Concept

162d Depot Brigade (United States)

The 162d Depot Brigade was a training and receiving formation of the United States Army during World War I. Secretary of War Newton Baker authorized Major General Samuel Sturgis to organize the 162d Depot Brigade, an element of the 87th Division (National Army). It was later detached and placed directly under Camp Pike, Arkansas, as an independent unit. The brigade filled two purposes: one was to train replacements for the American Expeditionary Forces (AEF); the other was to act as a receiving unit for men sent to camps by local draft boards. Commanded by Brigadier General Benjamin A. Poore beginning in August 1917, during most of 1918 the brigade was commanded by Brigadier General Frederick B. Shaw. The role of depot brigades was to receive and organize recruits, provide them with uniforms, equipment and initial military training, and then send them to France to fight on the front lines. The depot brigades also received soldiers returning home at the end of the war and completed their out processing and discharges. Depot brigades were often organized, reorganized, and inactivated as requirements to receive and train troops rose and fell, and later ebbed and flowed during post-war demobilization.

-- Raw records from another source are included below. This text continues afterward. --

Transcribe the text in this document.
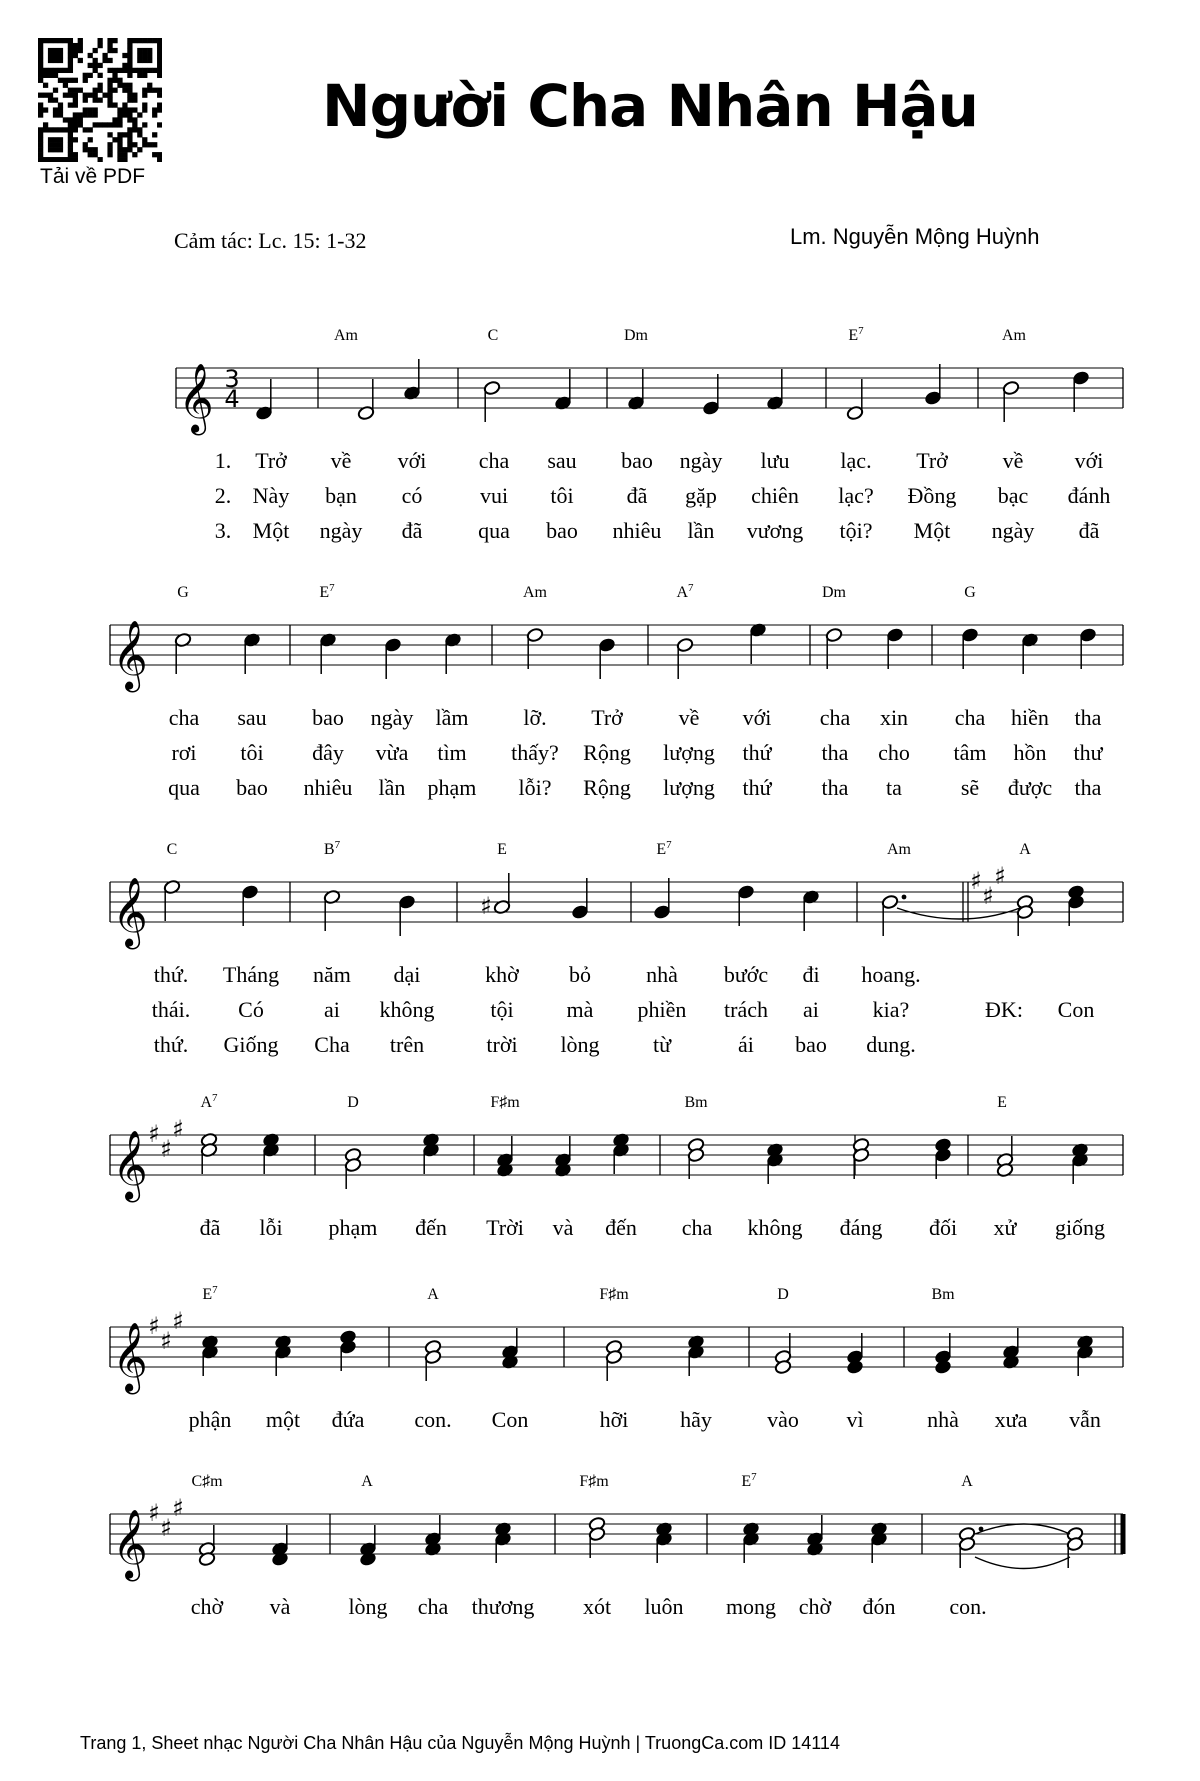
Tải về PDF
Người Cha Nhân Hậu
Cảm tác: Lc. 15: 1-32	Lm. Nguyễn Mộng Huỳnh
𝄞 3
4
Am	C	Dm	$E^7$	Am
1. Trở về với cha sau bao ngày lưu lạc. Trở về với
2. Này bạn có	vui tôi đã gặp chiên lạc? Đồng bạc đánh
3. Một ngày đã	qua bao nhiêu lần vương tội? Một ngày đã
𝄞
G	$E^7$	Am	$A^7$	Dm	G
cha sau bao ngày lầm lỡ. Trở	về với cha xin cha hiền tha
rơi tôi đây vừa tìm thấy? Rộng lượng thứ tha cho tâm hồn thư
qua bao nhiêu lần phạm lỗi? Rộng lượng thứ tha ta	sẽ được tha
𝄞	♯
♯
♯
♯
C	$B^7$	E	$E^7$	Am	A
thứ. Tháng năm dại	khờ bỏ	nhà bước đi hoang.
thái. Có	ai không	tội mà phiền trách ai kia?	ĐK: Con
thứ. Giống Cha trên	trời lòng từ	ái bao dung.
𝄞 ♯
♯
♯
$A^7$	D	F♯m	Bm	E
đã lỗi phạm đến Trời và đến cha không đáng đối xử giống
𝄞 ♯
♯
♯
$E^7$	A	F♯m	D	Bm
phận một đứa con. Con	hỡi hãy	vào vì	nhà xưa vẫn
𝄞 ♯
♯
♯
C♯m	A	F♯m	$E^7$	A
chờ và	lòng cha thương xót luôn mong chờ đón con.
Trang 1, Sheet nhạc Người Cha Nhân Hậu của Nguyễn Mộng Huỳnh | TruongCa.com ID 14114
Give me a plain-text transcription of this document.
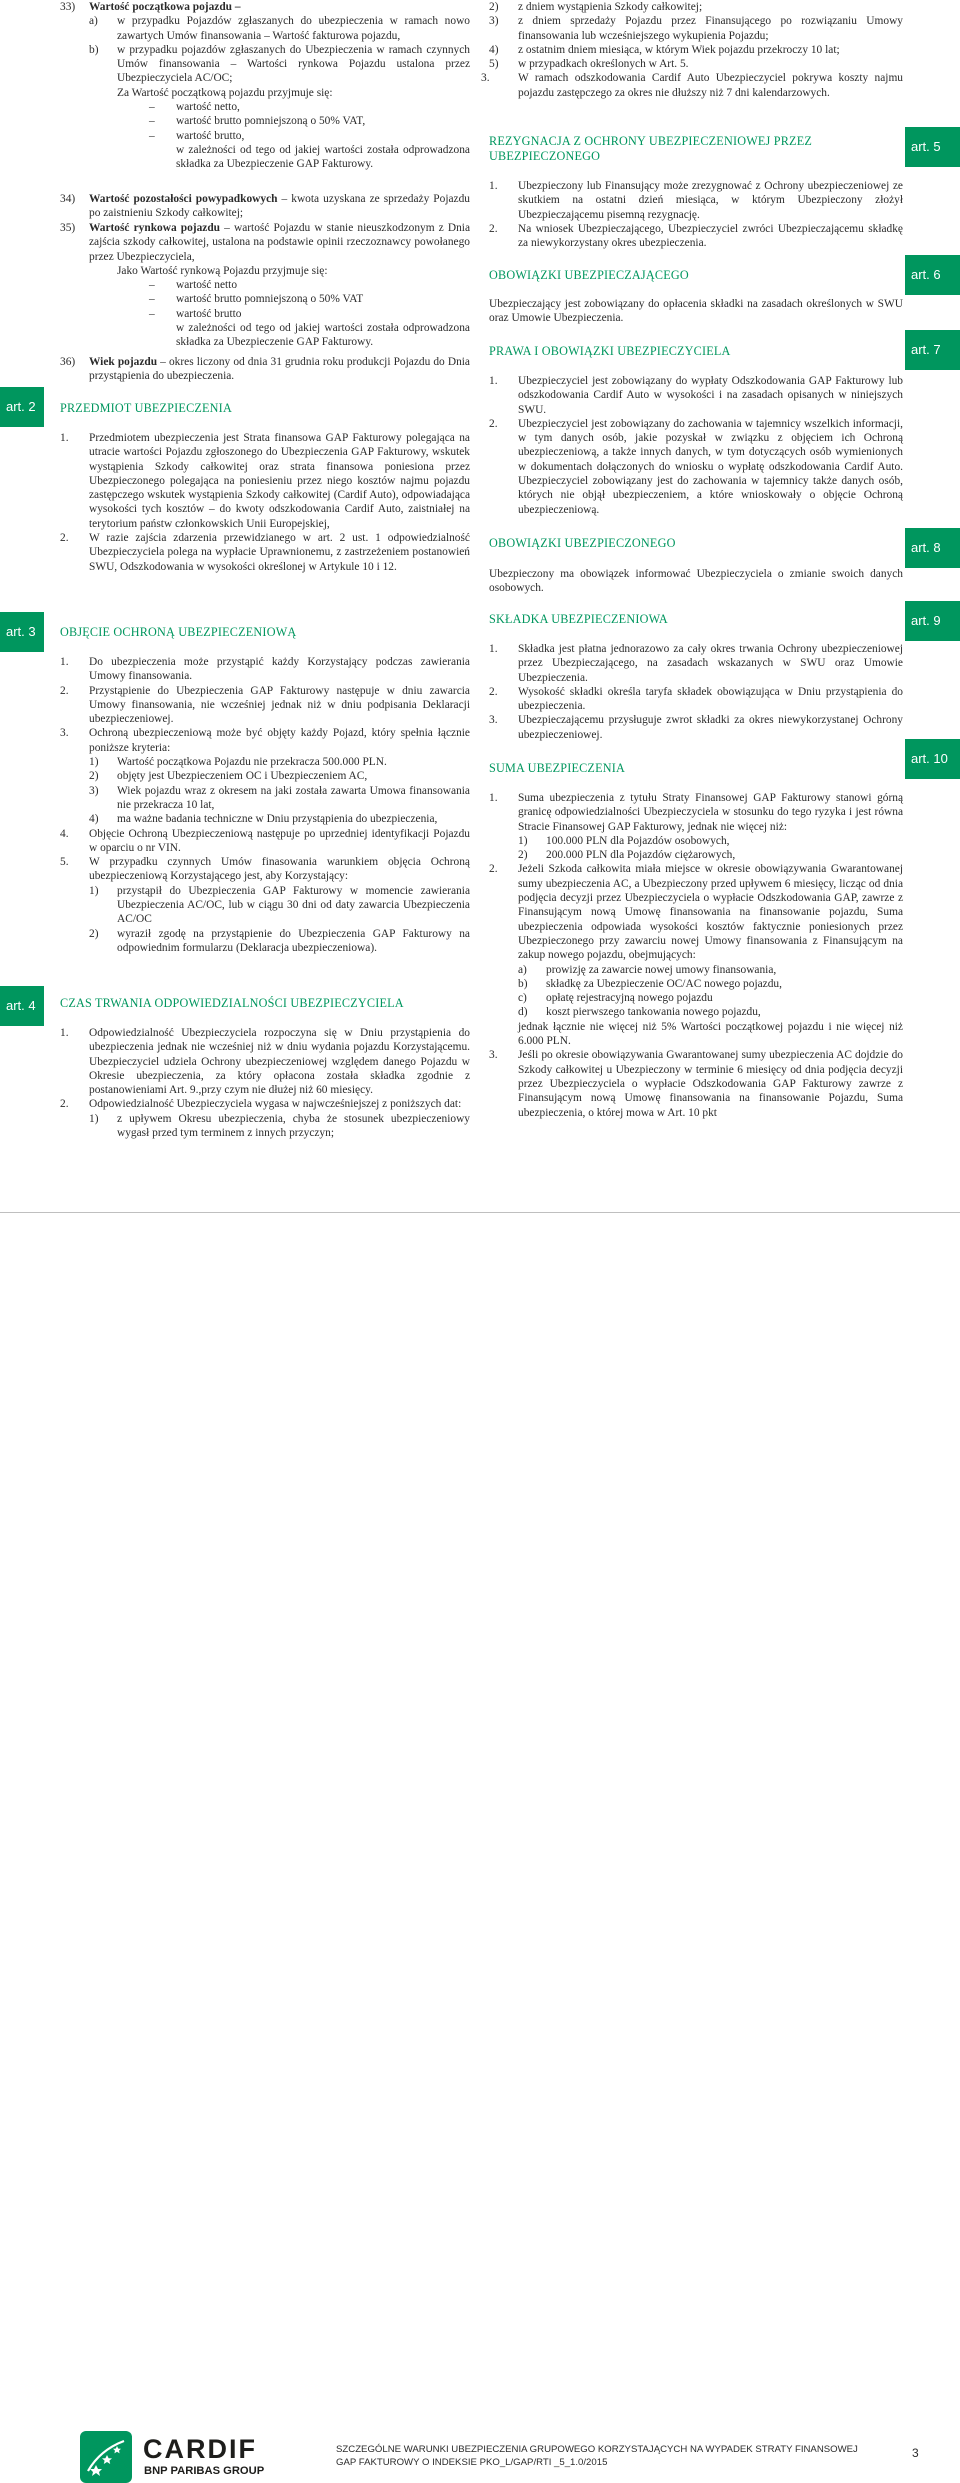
art. 2
art. 3
art. 4
art. 5
art. 6
art. 7
art. 8
art. 9
art. 10
33) Wartość początkowa pojazdu –
a) w przypadku Pojazdów zgłaszanych do ubezpieczenia w ramach nowo zawartych Umów finansowania – Wartość fakturowa pojazdu,
b) w przypadku pojazdów zgłaszanych do Ubezpieczenia w ramach czynnych Umów finansowania – Wartości rynkowa Pojazdu ustalona przez Ubezpieczyciela AC/OC;
Za Wartość początkową pojazdu przyjmuje się:
– wartość netto,
– wartość brutto pomniejszoną o 50% VAT,
– wartość brutto,
w zależności od tego od jakiej wartości została odprowadzona składka za Ubezpieczenie GAP Fakturowy.
34) Wartość pozostałości powypadkowych – kwota uzyskana ze sprzedaży Pojazdu po zaistnieniu Szkody całkowitej;
35) Wartość rynkowa pojazdu – wartość Pojazdu w stanie nieuszkodzonym z Dnia zajścia szkody całkowitej, ustalona na podstawie opinii rzeczoznawcy powołanego przez Ubezpieczyciela,
Jako Wartość rynkową Pojazdu przyjmuje się:
– wartość netto
– wartość brutto pomniejszoną o 50% VAT
– wartość brutto
w zależności od tego od jakiej wartości została odprowadzona składka za Ubezpieczenie GAP Fakturowy.
36) Wiek pojazdu – okres liczony od dnia 31 grudnia roku produkcji Pojazdu do Dnia przystąpienia do ubezpieczenia.
PRZEDMIOT UBEZPIECZENIA
1. Przedmiotem ubezpieczenia jest Strata finansowa GAP Fakturowy polegająca na utracie wartości Pojazdu zgłoszonego do Ubezpieczenia GAP Fakturowy, wskutek wystąpienia Szkody całkowitej oraz strata finansowa poniesiona przez Ubezpieczonego polegająca na poniesieniu przez niego kosztów najmu pojazdu zastępczego wskutek wystąpienia Szkody całkowitej (Cardif Auto), odpowiadająca wysokości tych kosztów – do kwoty odszkodowania Cardif Auto, zaistniałej na terytorium państw członkowskich Unii Europejskiej,
2. W razie zajścia zdarzenia przewidzianego w art. 2 ust. 1 odpowiedzialność Ubezpieczyciela polega na wypłacie Uprawnionemu, z zastrzeżeniem postanowień SWU, Odszkodowania w wysokości określonej w Artykule 10 i 12.
OBJĘCIE OCHRONĄ UBEZPIECZENIOWĄ
1. Do ubezpieczenia może przystąpić każdy Korzystający podczas zawierania Umowy finansowania.
2. Przystąpienie do Ubezpieczenia GAP Fakturowy następuje w dniu zawarcia Umowy finansowania, nie wcześniej jednak niż w dniu podpisania Deklaracji ubezpieczeniowej.
3. Ochroną ubezpieczeniową może być objęty każdy Pojazd, który spełnia łącznie poniższe kryteria:
1) Wartość początkowa Pojazdu nie przekracza 500.000 PLN.
2) objęty jest Ubezpieczeniem OC i Ubezpieczeniem AC,
3) Wiek pojazdu wraz z okresem na jaki została zawarta Umowa finansowania nie przekracza 10 lat,
4) ma ważne badania techniczne w Dniu przystąpienia do ubezpieczenia,
4. Objęcie Ochroną Ubezpieczeniową następuje po uprzedniej identyfikacji Pojazdu w oparciu o nr VIN.
5. W przypadku czynnych Umów finasowania warunkiem objęcia Ochroną ubezpieczeniową Korzystającego jest, aby Korzystający:
1) przystąpił do Ubezpieczenia GAP Fakturowy w momencie zawierania Ubezpieczenia AC/OC, lub w ciągu 30 dni od daty zawarcia Ubezpieczenia AC/OC
2) wyraził zgodę na przystąpienie do Ubezpieczenia GAP Fakturowy na odpowiednim formularzu (Deklaracja ubezpieczeniowa).
CZAS TRWANIA ODPOWIEDZIALNOŚCI UBEZPIECZYCIELA
1. Odpowiedzialność Ubezpieczyciela rozpoczyna się w Dniu przystąpienia do ubezpieczenia jednak nie wcześniej niż w dniu wydania pojazdu Korzystającemu. Ubezpieczyciel udziela Ochrony ubezpieczeniowej względem danego Pojazdu w Okresie ubezpieczenia, za który opłacona została składka zgodnie z postanowieniami Art. 9.,przy czym nie dłużej niż 60 miesięcy.
2. Odpowiedzialność Ubezpieczyciela wygasa w najwcześniejszej z poniższych dat:
1) z upływem Okresu ubezpieczenia, chyba że stosunek ubezpieczeniowy wygasł przed tym terminem z innych przyczyn;
2) z dniem wystąpienia Szkody całkowitej;
3) z dniem sprzedaży Pojazdu przez Finansującego po rozwiązaniu Umowy finansowania lub wcześniejszego wykupienia Pojazdu;
4) z ostatnim dniem miesiąca, w którym Wiek pojazdu przekroczy 10 lat;
5) w przypadkach określonych w Art. 5.
3. W ramach odszkodowania Cardif Auto Ubezpieczyciel pokrywa koszty najmu pojazdu zastępczego za okres nie dłuższy niż 7 dni kalendarzowych.
REZYGNACJA Z OCHRONY UBEZPIECZENIOWEJ PRZEZ UBEZPIECZONEGO
1. Ubezpieczony lub Finansujący może zrezygnować z Ochrony ubezpieczeniowej ze skutkiem na ostatni dzień miesiąca, w którym Ubezpieczony złożył Ubezpieczającemu pisemną rezygnację.
2. Na wniosek Ubezpieczającego, Ubezpieczyciel zwróci Ubezpieczającemu składkę za niewykorzystany okres ubezpieczenia.
OBOWIĄZKI UBEZPIECZAJĄCEGO
Ubezpieczający jest zobowiązany do opłacenia składki na zasadach określonych w SWU oraz Umowie Ubezpieczenia.
PRAWA I OBOWIĄZKI UBEZPIECZYCIELA
1. Ubezpieczyciel jest zobowiązany do wypłaty Odszkodowania GAP Fakturowy lub odszkodowania Cardif Auto w wysokości i na zasadach opisanych w niniejszych SWU.
2. Ubezpieczyciel jest zobowiązany do zachowania w tajemnicy wszelkich informacji, w tym danych osób, jakie pozyskał w związku z objęciem ich Ochroną ubezpieczeniową, a także innych danych, w tym dotyczących osób wymienionych w dokumentach dołączonych do wniosku o wypłatę odszkodowania Cardif Auto. Ubezpieczyciel zobowiązany jest do zachowania w tajemnicy także danych osób, których nie objął ubezpieczeniem, a które wnioskowały o objęcie Ochroną ubezpieczeniową.
OBOWIĄZKI UBEZPIECZONEGO
Ubezpieczony ma obowiązek informować Ubezpieczyciela o zmianie swoich danych osobowych.
SKŁADKA UBEZPIECZENIOWA
1. Składka jest płatna jednorazowo za cały okres trwania Ochrony ubezpieczeniowej przez Ubezpieczającego, na zasadach wskazanych w SWU oraz Umowie Ubezpieczenia.
2. Wysokość składki określa taryfa składek obowiązująca w Dniu przystąpienia do ubezpieczenia.
3. Ubezpieczającemu przysługuje zwrot składki za okres niewykorzystanej Ochrony ubezpieczeniowej.
SUMA UBEZPIECZENIA
1. Suma ubezpieczenia z tytułu Straty Finansowej GAP Fakturowy stanowi górną granicę odpowiedzialności Ubezpieczyciela w stosunku do tego ryzyka i jest równa Stracie Finansowej GAP Fakturowy, jednak nie więcej niż:
1) 100.000 PLN dla Pojazdów osobowych,
2) 200.000 PLN dla Pojazdów ciężarowych,
2. Jeżeli Szkoda całkowita miała miejsce w okresie obowiązywania Gwarantowanej sumy ubezpieczenia AC, a Ubezpieczony przed upływem 6 miesięcy, licząc od dnia podjęcia decyzji przez Ubezpieczyciela o wypłacie Odszkodowania GAP, zawrze z Finansującym nową Umowę finansowania na finansowanie pojazdu, Suma ubezpieczenia odpowiada wysokości kosztów faktycznie poniesionych przez Ubezpieczonego przy zawarciu nowej Umowy finansowania z Finansującym na zakup nowego pojazdu, obejmujących:
a) prowizję za zawarcie nowej umowy finansowania,
b) składkę za Ubezpieczenie OC/AC nowego pojazdu,
c) opłatę rejestracyjną nowego pojazdu
d) koszt pierwszego tankowania nowego pojazdu,
jednak łącznie nie więcej niż 5% Wartości początkowej pojazdu i nie więcej niż 6.000 PLN.
3. Jeśli po okresie obowiązywania Gwarantowanej sumy ubezpieczenia AC dojdzie do Szkody całkowitej u Ubezpieczony w terminie 6 miesięcy od dnia podjęcia decyzji przez Ubezpieczyciela o wypłacie Odszkodowania GAP Fakturowy zawrze z Finansującym nową Umowę finansowania na finansowanie Pojazdu, Suma ubezpieczenia, o której mowa w Art. 10 pkt
CARDIF
BNP PARIBAS GROUP
SZCZEGÓLNE WARUNKI UBEZPIECZENIA GRUPOWEGO KORZYSTAJĄCYCH NA WYPADEK STRATY FINANSOWEJ
GAP FAKTUROWY O INDEKSIE PKO_L/GAP/RTI _5_1.0/2015
3
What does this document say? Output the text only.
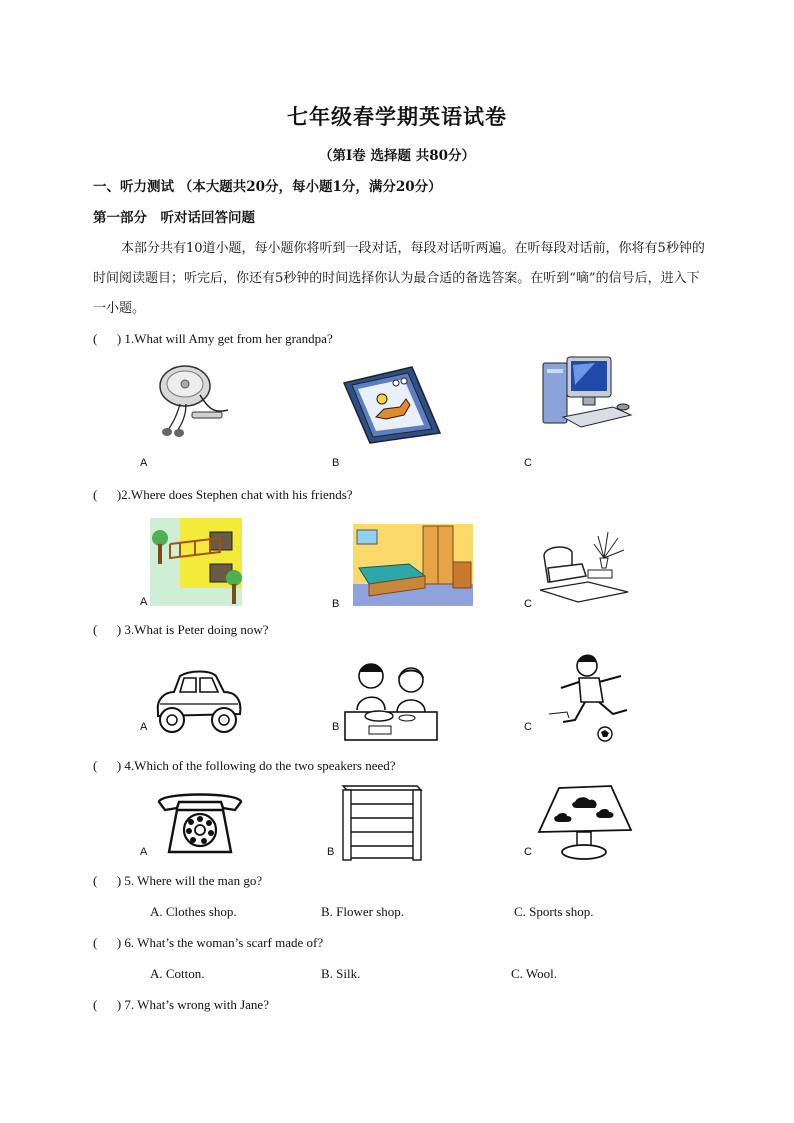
七年级春学期英语试卷
（第I卷 选择题 共80分）
一、听力测试 （本大题共20分，每小题1分，满分20分）
第一部分　听对话回答问题
本部分共有10道小题，每小题你将听到一段对话，每段对话听两遍。在听每段对话前，你将有5秒钟的时间阅读题目；听完后，你还有5秒钟的时间选择你认为最合适的备选答案。在听到“嘀”的信号后，进入下一小题。
(      ) 1.What will Amy get from her grandpa?
A	B	C
(      )2.Where does Stephen chat with his friends?
A	B	C
(      ) 3.What is Peter doing now?
A	B	C
(      ) 4.Which of the following do the two speakers need?
A	B	C
(      ) 5. Where will the man go?
A. Clothes shop.	B. Flower shop.	C. Sports shop.
(      ) 6. What’s the woman’s scarf made of?
A. Cotton.	B. Silk.	C. Wool.
(      ) 7. What’s wrong with Jane?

Depot brigades were organized into numbered battalions (1st Battalion, 2d Battalion, etc.), which in turn were organized into numbered companies. The major U.S. depot brigades organized for World War I, which remained active until after post-war demobilization included: 151st (Camp Devens); 152d (Camp Upton); 153d (Camp Dix); 154th (Camp Meade); 155th (Camp Lee); 156th (Camp Jackson); 157th (Camp Gordon); 158th (Camp Sherman); 159th (Camp Taylor); 160th (Camp Custer); 161st (Camp Grant); 162d (Camp Pike); 163d (Camp Dodge); 164th (Camp Funston); 165th (Camp Travis); 166th (Camp Lewis); and 167th (Camp McClellan).